To meet a promising entrepreneur, be convinced their venture will thrive in the market, and subsequently invest at the ground floor; this is the exciting vision of seed stage investing. In this chapter we will explore some of the opportunities and “how to's” of investing in seed stage companies. Although a risky proposition, seed investing has nonetheless attracted investors who want to put their capital where it may be the only chance these ventures have to build and grow a potentially great solution to some impact challenge. An entire ecosystem of venture capital and angel investing has developed to support seed stage technology start-ups and other companies with large-scale potential.

As the market for impact investing has grown, however, it would appear the capital available for seed stage investing has not kept apace.

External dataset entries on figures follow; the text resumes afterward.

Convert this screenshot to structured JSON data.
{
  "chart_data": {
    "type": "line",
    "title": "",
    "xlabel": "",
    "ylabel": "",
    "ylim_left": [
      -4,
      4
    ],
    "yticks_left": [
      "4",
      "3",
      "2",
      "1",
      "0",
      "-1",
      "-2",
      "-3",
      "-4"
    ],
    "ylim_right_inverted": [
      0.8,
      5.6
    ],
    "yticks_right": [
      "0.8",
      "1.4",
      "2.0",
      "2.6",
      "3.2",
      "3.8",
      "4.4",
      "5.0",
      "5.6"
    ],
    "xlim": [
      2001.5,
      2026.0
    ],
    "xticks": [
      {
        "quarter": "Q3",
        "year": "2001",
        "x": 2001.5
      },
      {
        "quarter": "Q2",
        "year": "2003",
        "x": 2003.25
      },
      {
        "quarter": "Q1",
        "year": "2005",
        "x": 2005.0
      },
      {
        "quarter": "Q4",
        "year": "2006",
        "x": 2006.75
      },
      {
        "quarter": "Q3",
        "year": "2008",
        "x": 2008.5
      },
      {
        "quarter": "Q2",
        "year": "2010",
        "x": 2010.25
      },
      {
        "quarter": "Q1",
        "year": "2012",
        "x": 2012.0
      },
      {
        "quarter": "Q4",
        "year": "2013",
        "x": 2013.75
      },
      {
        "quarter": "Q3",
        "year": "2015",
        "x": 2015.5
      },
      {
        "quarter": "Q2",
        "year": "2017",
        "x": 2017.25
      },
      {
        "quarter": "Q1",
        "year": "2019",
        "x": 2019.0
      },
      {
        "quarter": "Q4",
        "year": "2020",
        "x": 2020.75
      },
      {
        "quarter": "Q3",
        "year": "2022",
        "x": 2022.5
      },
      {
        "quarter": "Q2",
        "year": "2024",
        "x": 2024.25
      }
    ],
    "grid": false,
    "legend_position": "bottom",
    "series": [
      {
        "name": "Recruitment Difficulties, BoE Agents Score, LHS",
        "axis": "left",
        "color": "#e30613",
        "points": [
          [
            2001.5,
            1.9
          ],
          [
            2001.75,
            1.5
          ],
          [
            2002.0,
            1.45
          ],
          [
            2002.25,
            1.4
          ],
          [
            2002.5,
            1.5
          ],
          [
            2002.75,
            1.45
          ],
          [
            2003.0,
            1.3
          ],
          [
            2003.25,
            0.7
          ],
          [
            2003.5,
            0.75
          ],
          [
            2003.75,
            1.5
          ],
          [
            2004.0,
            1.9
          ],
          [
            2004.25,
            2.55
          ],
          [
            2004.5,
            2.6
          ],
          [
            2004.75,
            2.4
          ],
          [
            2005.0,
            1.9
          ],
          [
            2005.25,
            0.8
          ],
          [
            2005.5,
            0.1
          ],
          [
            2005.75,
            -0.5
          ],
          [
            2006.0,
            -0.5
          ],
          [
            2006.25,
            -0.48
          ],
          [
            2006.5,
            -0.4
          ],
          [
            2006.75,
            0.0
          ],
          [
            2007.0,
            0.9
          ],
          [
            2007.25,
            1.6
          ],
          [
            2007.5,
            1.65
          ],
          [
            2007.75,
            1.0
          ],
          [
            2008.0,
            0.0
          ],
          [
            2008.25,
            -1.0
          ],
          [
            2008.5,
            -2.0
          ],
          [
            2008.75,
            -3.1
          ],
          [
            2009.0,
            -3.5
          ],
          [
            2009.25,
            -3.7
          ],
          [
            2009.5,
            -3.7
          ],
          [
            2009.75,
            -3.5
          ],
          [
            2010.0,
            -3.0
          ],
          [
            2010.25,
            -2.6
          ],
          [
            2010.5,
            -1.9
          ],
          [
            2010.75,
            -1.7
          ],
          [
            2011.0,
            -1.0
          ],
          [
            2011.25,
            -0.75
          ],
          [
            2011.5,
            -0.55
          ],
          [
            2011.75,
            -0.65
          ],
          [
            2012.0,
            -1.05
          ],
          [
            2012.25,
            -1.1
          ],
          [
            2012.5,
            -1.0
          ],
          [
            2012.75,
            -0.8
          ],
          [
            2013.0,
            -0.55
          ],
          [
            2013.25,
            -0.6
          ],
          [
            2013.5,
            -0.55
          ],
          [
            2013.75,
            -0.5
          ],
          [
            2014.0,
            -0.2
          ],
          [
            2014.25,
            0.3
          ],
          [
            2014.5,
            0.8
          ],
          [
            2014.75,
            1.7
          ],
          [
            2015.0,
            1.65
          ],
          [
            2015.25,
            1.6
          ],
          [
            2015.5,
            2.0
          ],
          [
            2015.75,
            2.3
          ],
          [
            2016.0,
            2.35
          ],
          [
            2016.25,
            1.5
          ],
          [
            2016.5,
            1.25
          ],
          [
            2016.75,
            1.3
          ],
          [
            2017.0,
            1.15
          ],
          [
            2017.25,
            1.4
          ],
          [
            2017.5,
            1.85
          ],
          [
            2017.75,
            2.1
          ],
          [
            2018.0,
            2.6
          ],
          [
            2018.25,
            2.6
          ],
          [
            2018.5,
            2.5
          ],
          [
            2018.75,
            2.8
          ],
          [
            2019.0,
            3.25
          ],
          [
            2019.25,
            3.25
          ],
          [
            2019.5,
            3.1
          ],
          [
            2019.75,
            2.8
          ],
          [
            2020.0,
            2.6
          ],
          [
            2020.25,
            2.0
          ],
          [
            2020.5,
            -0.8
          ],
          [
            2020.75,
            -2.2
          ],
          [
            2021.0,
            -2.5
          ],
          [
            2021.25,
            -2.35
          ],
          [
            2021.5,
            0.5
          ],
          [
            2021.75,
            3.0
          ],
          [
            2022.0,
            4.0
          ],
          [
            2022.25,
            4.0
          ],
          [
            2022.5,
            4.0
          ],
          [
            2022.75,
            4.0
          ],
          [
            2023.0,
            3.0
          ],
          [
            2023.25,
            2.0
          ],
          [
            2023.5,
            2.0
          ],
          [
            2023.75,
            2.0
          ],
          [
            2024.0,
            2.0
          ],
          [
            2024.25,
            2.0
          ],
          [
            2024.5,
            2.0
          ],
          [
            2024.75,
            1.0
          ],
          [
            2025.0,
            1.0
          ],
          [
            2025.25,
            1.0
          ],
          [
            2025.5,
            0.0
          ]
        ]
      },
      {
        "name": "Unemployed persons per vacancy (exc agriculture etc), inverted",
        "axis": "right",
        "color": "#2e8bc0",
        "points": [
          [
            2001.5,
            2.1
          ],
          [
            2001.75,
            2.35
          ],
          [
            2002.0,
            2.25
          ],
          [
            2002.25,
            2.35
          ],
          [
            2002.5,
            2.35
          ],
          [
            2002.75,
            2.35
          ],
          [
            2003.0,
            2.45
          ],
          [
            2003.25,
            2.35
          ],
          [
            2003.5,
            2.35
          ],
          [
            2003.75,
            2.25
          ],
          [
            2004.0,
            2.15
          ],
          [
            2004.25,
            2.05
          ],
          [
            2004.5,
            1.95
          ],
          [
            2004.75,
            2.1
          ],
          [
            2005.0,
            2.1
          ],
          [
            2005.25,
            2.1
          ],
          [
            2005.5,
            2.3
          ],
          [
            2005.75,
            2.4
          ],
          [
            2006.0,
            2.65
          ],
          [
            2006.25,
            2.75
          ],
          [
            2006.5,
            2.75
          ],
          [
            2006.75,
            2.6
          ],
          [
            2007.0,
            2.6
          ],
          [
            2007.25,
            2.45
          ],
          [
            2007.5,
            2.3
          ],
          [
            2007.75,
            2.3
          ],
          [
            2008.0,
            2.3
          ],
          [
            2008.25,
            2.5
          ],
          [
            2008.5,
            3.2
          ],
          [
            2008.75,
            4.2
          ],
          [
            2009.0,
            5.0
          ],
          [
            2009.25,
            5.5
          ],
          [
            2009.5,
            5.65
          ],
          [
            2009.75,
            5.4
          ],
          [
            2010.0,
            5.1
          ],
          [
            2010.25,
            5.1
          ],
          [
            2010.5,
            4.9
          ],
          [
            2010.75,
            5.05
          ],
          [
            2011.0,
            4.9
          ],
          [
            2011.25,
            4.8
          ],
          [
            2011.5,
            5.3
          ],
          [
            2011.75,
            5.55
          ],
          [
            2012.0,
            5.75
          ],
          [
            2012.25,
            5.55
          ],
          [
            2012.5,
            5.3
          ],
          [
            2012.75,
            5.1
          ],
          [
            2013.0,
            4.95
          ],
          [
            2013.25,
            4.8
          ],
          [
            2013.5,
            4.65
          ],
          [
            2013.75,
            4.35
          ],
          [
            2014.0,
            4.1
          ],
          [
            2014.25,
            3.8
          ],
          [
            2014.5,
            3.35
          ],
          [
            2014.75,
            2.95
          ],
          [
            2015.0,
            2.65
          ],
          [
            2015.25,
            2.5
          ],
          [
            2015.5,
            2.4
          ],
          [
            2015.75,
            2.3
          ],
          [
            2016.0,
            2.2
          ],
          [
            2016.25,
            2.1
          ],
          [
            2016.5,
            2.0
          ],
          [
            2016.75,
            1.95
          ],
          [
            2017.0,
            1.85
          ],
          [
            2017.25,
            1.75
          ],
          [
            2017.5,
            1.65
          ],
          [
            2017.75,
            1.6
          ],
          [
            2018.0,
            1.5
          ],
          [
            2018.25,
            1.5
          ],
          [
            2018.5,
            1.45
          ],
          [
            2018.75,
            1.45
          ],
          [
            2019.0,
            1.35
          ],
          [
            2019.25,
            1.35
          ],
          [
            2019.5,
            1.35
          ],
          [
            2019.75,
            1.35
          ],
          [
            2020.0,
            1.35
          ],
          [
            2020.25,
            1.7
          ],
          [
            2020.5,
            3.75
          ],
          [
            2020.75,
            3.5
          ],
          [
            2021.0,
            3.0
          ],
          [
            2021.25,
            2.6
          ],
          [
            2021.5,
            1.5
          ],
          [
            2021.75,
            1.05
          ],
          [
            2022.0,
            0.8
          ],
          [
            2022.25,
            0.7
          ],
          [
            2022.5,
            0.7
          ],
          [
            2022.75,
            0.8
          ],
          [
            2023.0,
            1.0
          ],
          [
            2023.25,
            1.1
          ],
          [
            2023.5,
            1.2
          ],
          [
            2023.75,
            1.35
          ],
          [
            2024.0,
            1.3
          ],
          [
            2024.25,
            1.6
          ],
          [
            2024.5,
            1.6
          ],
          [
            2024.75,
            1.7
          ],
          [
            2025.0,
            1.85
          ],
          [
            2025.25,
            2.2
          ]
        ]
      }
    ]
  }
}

In the authors’ conversations with industry players, it is clear that many believe social entrepreneurs need capacity-building support to make their ventures “investment-ready,” and point to accelerators or incubators as a solution. Others advocate for philanthropic dollars to fill the funding gap while an organization tests its product and establishes a customer base. On the capital side, many interpret the seed stage gap as an investor issue; the economics of investing in a round of $500,000 or less in an early stage social venture just doesn't make sense considering the extensive due diligence, term sheet negotiation and ongoing monitoring of investments required by this type of investing. In addition, it can be very difficult to generate the deal flow to match an investor's financial and impact-based expectations as well as their geographic or issue area focus.

Compounding these issues, the whole discussion can be somewhat opaque, with outsiders gaining little visibility into funds, investors, ventures and deals within the seed stage landscape. This creates a level of uncertainty and reluctance to invest in the absence of such transparency and data. Each of these factors contributes to the frustration experienced by both investors and entrepreneurs trying to increase funding flows between impact investors and promising social entrepreneurs. But there are, nonetheless, opportunities in the exciting, risky, “deep end of the pool” that is seed stage impact investing. And for many, “going direct” is what impact investing is all about. Let us walk through some of the characteristics, both the challenges and opportunities, in this category of investment practice.